6. LSU exits spring with QB questions
Anthony Jennings is slated to start for the Tigers. However, redshirt freshman Hayden Rettig and early enrollee Brandon Harris will both have something to say about that. We know Les Miles’ never-ending love affair with dual-threat quarterbacks, but from what little we saw from Jennings, it raised questions about the job. Rettig is a pocket passer, and Harris is a dual-threat gem who will push for playing time. The best thing LSU’s quarterbacks have going for them is Cam Cameron. What he did with Zach Mettenberger in one season was truly impressive. I’m still not sold on Jennings, and it’s likely the coaching staff isn’t either.
7. Mark Richt raves about Jeremy Pruitt
Mark Richt pulled a feather out of his cap when he hired Jeremy Pruitt, and it was hands down the best assistant hire in college football. Pruitt has been a part of three straight championships, and he’s proven he can coach up defensive secondaries. His 3-4 scheme fits the Bulldogs’ personnel, and I expect the Dawgs’ defense to make tremendous strides. How will we know? Richt will talk about it this spring. Trading Todd Grantham for Pruitt won’t be an obvious upgrade until September, but Richt will know it this spring.
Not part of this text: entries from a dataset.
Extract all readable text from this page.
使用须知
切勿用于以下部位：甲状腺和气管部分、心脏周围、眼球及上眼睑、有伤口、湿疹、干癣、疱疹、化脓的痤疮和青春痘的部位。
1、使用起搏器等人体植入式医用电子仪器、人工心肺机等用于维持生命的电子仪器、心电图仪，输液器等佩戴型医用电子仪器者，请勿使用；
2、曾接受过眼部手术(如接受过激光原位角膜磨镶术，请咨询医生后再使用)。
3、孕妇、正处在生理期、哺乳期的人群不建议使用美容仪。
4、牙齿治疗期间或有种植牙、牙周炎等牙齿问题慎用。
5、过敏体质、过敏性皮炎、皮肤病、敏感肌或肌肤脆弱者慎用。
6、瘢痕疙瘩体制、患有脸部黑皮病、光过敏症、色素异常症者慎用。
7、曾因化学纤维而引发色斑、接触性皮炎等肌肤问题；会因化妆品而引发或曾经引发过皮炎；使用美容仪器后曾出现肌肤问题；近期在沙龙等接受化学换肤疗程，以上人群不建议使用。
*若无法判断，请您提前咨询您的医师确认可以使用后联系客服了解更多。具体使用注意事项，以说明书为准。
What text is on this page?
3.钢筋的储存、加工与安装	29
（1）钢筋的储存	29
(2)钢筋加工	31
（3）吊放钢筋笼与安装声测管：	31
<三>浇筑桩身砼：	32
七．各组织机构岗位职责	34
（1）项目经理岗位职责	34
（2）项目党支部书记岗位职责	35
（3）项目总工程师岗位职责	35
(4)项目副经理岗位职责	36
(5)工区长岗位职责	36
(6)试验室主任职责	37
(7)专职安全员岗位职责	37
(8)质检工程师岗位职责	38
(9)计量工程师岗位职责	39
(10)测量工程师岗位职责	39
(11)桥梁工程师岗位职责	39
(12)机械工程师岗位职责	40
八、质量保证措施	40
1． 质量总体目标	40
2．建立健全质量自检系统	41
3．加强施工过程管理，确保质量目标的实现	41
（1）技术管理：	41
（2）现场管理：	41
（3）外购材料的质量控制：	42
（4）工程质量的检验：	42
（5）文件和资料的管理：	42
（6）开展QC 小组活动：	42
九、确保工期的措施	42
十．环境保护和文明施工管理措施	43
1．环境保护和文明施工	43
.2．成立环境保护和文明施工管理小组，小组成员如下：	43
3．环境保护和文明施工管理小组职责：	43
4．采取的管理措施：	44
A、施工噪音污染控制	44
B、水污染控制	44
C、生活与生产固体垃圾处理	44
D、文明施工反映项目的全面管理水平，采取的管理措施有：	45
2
8. Jeff Driskel takes major strides forward in Florida’s new offense
The last two seasons, Florida tried to turn Jeff Driskel into AJ McCarron when he’s probably more comparable to Nick Marshall. Kurt Roper was hired to fit the scheme to the personnel, not force players into a pro-style offense, which is what Roper’s predecessor tried to do. Roper’s up-tempo offense will feature a mobile Driskel, and it should also allow for quicker decisions and the encouragement of pulling it down and running it when there is room. How much can you truly tell from spring practice or a game? I could tell during last year’s spring game that Driskel’s game hadn’t improved. You’ll know this spring it has.
9. Auburn’s passing game improves
This is the first year in Gus Malzahn’s college coaching career he has a returning starting quarterback to work with. Nick Marshall was one of the SEC’s most improved players in 2013. Still, there was much criticism surrounding the passing game. Marshall often missed open receivers and lacked touch on short to intermediate routes. You all remember the missed throw for a wide open touchdown against FSU. Malzahn knows the Tigers’ passing game has to make strides this spring, and it will. Marshall has plenty of arm strength, and he will gain more touch this offseason ahead of 2014.
10. Cameron Robinson will win a starting job for Alabama
It’s not often true freshmen offensive linemen make major impacts their first year, but Ole Miss’ Laremy Tunsil proves it can be done. He’s just one example. Alabama early enrollee tackle Cameron Robinson will also prove it this spring. With Cyrus Kouandjio gone at left tackle, it opens the door wide open for Robinson. He’s so big and talented, and he’ll hold his own this spring, eventually winning a starting gig.